Claiming child support and maintaining certain benefits add complexity to tax filing.bymuratdeniz/iStockPhoto / Getty Images
Marital breakdowns often mean dividing assets and a big change in tax filings.
Upon separation, couples need to file their updated marital status with the Canada Revenue Agency (CRA). To avoid confusion, both spouses need to give the CRA the same separation date and have proof on hand that they’re living at separate addresses or separate quarters of the home, says Renée le Nobel, chartered professional accountant and collaborative divorce expert in Vancouver.
That usually involves a statement from a lawyer.
If there are dependant children involved, Ms. le Nobel says clients also need to advise the CRA of the parenting arrangements.
“They need to file Form T1158 along with the parent agreement to show the registration on file with the CRA,” she says.
Single-parent households may qualify for the eligible dependant credit, she adds, nothing that the child can only be claimed by one household. She says the qualifying parent must parent the child more than 40 per cent of the time and not be solely responsible for paying child support. If child support flows only one way, the CRA considers that one parent has the sole obligation for child support.
“In shared parenting arrangements with two children, each household can claim the credit by assigning a different child to each parent,” Ms. le Nobel says.
Spousal support rules
Spousal support is tax-deductible for the spouse providing the money, says Blair Corkum, certified financial planner at Corkum Financial Planning Inc. in Charlottetown. That’s non-negotiable, regardless of what’s written in the couple’s separation agreement.
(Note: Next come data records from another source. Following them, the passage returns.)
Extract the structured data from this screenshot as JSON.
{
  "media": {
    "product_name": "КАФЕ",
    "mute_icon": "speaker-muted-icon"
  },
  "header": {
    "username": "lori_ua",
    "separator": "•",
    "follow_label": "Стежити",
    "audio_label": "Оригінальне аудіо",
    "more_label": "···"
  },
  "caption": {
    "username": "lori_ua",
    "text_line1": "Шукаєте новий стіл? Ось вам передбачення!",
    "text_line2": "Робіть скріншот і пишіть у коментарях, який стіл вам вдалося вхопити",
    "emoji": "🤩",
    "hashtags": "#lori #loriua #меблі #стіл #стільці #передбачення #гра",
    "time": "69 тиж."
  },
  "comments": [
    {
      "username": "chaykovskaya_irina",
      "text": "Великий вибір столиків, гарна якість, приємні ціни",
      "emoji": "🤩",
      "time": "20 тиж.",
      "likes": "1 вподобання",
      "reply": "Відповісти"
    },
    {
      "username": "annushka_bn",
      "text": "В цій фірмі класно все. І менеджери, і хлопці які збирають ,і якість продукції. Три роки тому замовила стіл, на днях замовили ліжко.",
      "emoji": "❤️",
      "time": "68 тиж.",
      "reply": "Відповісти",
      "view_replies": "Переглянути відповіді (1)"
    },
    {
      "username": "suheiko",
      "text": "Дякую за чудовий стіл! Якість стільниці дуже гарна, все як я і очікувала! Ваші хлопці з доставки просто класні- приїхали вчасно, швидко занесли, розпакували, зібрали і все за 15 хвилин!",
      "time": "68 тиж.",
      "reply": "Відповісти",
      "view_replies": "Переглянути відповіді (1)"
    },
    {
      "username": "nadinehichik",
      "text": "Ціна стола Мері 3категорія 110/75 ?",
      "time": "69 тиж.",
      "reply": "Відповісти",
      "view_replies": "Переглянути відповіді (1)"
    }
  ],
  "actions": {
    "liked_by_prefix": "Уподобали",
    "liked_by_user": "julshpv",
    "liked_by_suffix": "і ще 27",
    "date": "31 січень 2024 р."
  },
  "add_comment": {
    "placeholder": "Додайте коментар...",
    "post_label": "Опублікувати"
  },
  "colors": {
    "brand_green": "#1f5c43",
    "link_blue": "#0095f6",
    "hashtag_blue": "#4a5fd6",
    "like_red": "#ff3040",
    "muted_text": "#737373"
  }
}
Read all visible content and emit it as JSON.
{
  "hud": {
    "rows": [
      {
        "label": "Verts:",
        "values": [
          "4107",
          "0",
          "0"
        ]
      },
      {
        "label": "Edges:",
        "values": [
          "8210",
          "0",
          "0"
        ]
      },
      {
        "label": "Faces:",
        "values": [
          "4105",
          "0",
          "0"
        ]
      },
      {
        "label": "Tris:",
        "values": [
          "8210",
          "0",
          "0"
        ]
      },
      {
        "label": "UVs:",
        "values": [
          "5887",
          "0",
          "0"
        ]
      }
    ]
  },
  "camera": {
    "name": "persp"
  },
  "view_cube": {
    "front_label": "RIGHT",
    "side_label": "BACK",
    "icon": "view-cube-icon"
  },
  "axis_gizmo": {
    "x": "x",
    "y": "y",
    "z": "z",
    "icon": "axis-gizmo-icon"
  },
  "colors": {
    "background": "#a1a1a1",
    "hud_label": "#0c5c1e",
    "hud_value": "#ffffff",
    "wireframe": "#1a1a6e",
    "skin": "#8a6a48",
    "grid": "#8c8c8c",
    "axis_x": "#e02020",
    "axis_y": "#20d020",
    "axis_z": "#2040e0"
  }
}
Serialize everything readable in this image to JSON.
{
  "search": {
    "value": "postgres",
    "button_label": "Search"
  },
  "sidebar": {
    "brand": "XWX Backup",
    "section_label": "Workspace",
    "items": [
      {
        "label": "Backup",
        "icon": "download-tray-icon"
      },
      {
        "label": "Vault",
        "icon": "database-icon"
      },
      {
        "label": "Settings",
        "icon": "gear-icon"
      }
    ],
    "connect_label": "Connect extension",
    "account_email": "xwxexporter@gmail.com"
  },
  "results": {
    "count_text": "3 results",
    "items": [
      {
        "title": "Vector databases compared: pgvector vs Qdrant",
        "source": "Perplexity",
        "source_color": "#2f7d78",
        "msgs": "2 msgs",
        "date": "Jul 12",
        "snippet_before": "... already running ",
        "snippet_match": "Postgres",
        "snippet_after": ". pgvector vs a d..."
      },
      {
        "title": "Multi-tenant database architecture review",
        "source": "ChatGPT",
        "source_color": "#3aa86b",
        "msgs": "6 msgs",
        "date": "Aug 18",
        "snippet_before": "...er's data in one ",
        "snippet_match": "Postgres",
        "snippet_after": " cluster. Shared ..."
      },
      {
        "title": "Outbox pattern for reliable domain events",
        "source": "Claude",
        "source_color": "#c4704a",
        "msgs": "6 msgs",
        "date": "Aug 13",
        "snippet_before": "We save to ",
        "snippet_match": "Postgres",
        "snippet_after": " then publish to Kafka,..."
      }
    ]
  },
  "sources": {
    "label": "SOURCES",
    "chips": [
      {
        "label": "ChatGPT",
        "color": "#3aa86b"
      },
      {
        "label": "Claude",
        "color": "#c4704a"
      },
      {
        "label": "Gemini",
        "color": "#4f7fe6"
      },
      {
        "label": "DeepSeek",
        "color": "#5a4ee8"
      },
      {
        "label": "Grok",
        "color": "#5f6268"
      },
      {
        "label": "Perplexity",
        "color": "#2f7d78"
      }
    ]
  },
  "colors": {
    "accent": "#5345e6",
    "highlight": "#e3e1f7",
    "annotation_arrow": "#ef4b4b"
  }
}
For example, he’s seen agreements drafted by lawyers that state one ex-spouse can’t deduct the spousal support so the other ex-spouse won’t have to pay taxes on the amount received.
“It is not a choice,” Mr. Corkum says. “And if the spousal support is paid directly toward certain expenses instead of being paid directly to the other spouse because of financial management problems, the agreement has to be worded in a very specific way to make sure that [payments] are taxable and deductible.”
Ms. le Nobel says the CRA tends to audit spousal support deductions, asking clients to submit their payment receipts or cancelled cheques. She notes that many clients pay the support via electronic transfer, but they need to ensure the recipient’s name is on the receipt to comply with the CRA. The receipts should be set up like an invoice and have both spouses’ names on them, she adds.
Sometimes, there are issues with spousal support payments because the amount may increase every year to keep up with the cost of living, as does the amount of child support. Every time support changes, the payor needs to file an updated form T1158 with the CRA noting the change.
To qualify for the deduction, Ms. le Nobel says the payments need to be made in the same tax year.
She notes the amount of child support payments often changes in the middle of the year and parents may forget to inform the CRA of the adjustments. If the updated payments don’t match what the CRA has on file, the CRA adjusts the tax return and takes the difference out of the spousal support deduction, causing confusion and back and forth with the tax agency for months to years.
Evan Parubets, associate director of financial planning at Steadyhand Investment Funds Inc. in Toronto, says he emphasizes strategies for the lower-earning divorced parent who has full custody of the children to lower their net income, usually with RRSP contributions, to ensure they receive the Canada Child Benefit (CCB), which is income tested. The lower-earning spouse receives up to $648 a month tax-free for kids under 6, and up to $547 a month for children between the ages of 7 and 17.
“It gets clawed back depending on your income,” he says.
In the case of shared custody, each parent gets 50 per cent of the CCB amount.
However, clients may require different strategies. For example, Mr. Parubets notes how one divorced client with two young children only plans to contribute to an RRSP to lower her net income until her children turn 18 to ensure she receives the CCB. Once they’ve aged out of the benefit, she plans to shift her money into her tax-free savings account for the rest of her working life.
“It’s a bit of a Jenga puzzle,” he says.
Estate planning is another consideration for divorced parents. When children are minors, spouses may want to maintain life insurance policies with the ex-spouse as a beneficiary to ensure they can take care of the children.
Some parents are also concerned about inheritances in case their children go through a divorce. For this reason, Mr. Corkum advises parents to make inheritances directly in the child’s name in the will, unless they want to use more complex and expensive trust arrangements. That ensures the money goes to the child and won’t include their future spouse.
“Should the child go through a divorce, the child will get to keep that asset alone unless the child decided to share it after receiving it and it becomes a family asset,” he notes.